Recent Controversies
Brakey said that, by some counts, 10,000 Free Staters have now relocated to New Hampshire. But even as the movement has grown, so have the rifts within it, he said – perhaps an inevitable result of humans’ tendency toward tribalism.
That has been most evident in the past five years. In 2021, a group of Free Staters took over the New Hampshire Libertarian Party, and in 2022, one of them, Jeremy Kauffman, ran for U.S. Senate on the Libertarian ticket.
In 2023, Kauffman was kicked out of the Free State Project over his racist, homophobic and anti-Jewish social media posts. In 2024, the state Libertarian Party endorsed Donald Trump for president instead of the national Libertarian Party candidate. State party tweets also declared that anyone who assassinated Kamala Harris, the Democratic candidate, would be hailed as “an American hero.”
Likewise, earlier this year, the state party was investigated after posting that it would be “ethical” to kill New Hampshire lawyer and activist Andru Volinsky for proposing a state income tax to fund public schools.

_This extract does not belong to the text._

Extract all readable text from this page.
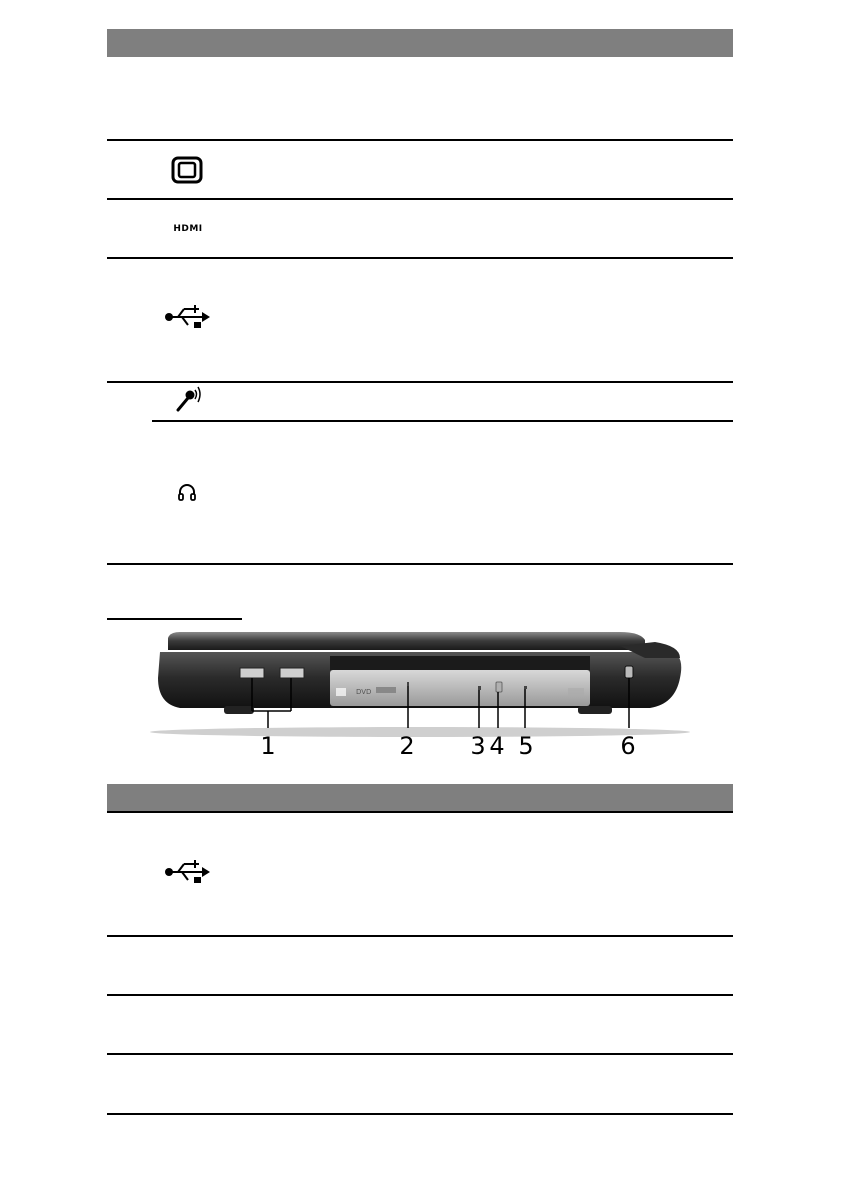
HDMI
DVD
1	2 3 4 5	6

In March, Kauffman was elected chair of the state party, and in April he was arrested after fighting with people after a car crash in a grocery store parking lot, during which he reportedly yelled racist epithets at one bystander. He faces two misdemeanor charges.

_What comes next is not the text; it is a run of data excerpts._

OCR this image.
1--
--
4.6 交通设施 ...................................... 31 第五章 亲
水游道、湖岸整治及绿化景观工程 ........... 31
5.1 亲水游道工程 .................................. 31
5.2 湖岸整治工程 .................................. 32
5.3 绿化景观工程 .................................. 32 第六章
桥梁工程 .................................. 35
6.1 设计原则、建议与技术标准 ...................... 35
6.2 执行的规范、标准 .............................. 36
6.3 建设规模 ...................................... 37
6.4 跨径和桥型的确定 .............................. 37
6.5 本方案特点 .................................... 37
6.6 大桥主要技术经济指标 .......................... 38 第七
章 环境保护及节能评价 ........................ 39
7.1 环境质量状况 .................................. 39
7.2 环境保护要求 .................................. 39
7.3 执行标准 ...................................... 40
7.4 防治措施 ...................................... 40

And last month, the New Hampshire Libertarian Party was kicked out of the national party for violating principles of non-aggression and personal liberty, as well as by-laws that forbid endorsing candidates of other parties.
Still, two months ago, rumors spread on social media that longtime Free State Project board member and former president Carla Gericke, an anti-racist lawyer who grew up in South Africa, had stepped down because of the board’s refusal to uphold the ban on Kauffman’s participation. Gericke did not return a phone message Thursday seeking comment.
On Tuesday, Brakey declined to criticize Kauffman, although he acknowledged “areas of disagreement within Free State circles” that have “caused some confusion.”
That was in reference to Kauffman’s latest venture: the Free State Party, which, according to the Independent Political Report, is a network of Free Staters who hold “nationalist, pro-natal or right-wing views.” Osborne is reportedly a supporter.
Brakey said that he would appreciate the group clarifying that it is not affiliated with the Free State Project. Still, he said, he cannot control other people’s actions.
“Part of the impetus for things like the Free State Stoics … is to build a positive vision” instead, he said.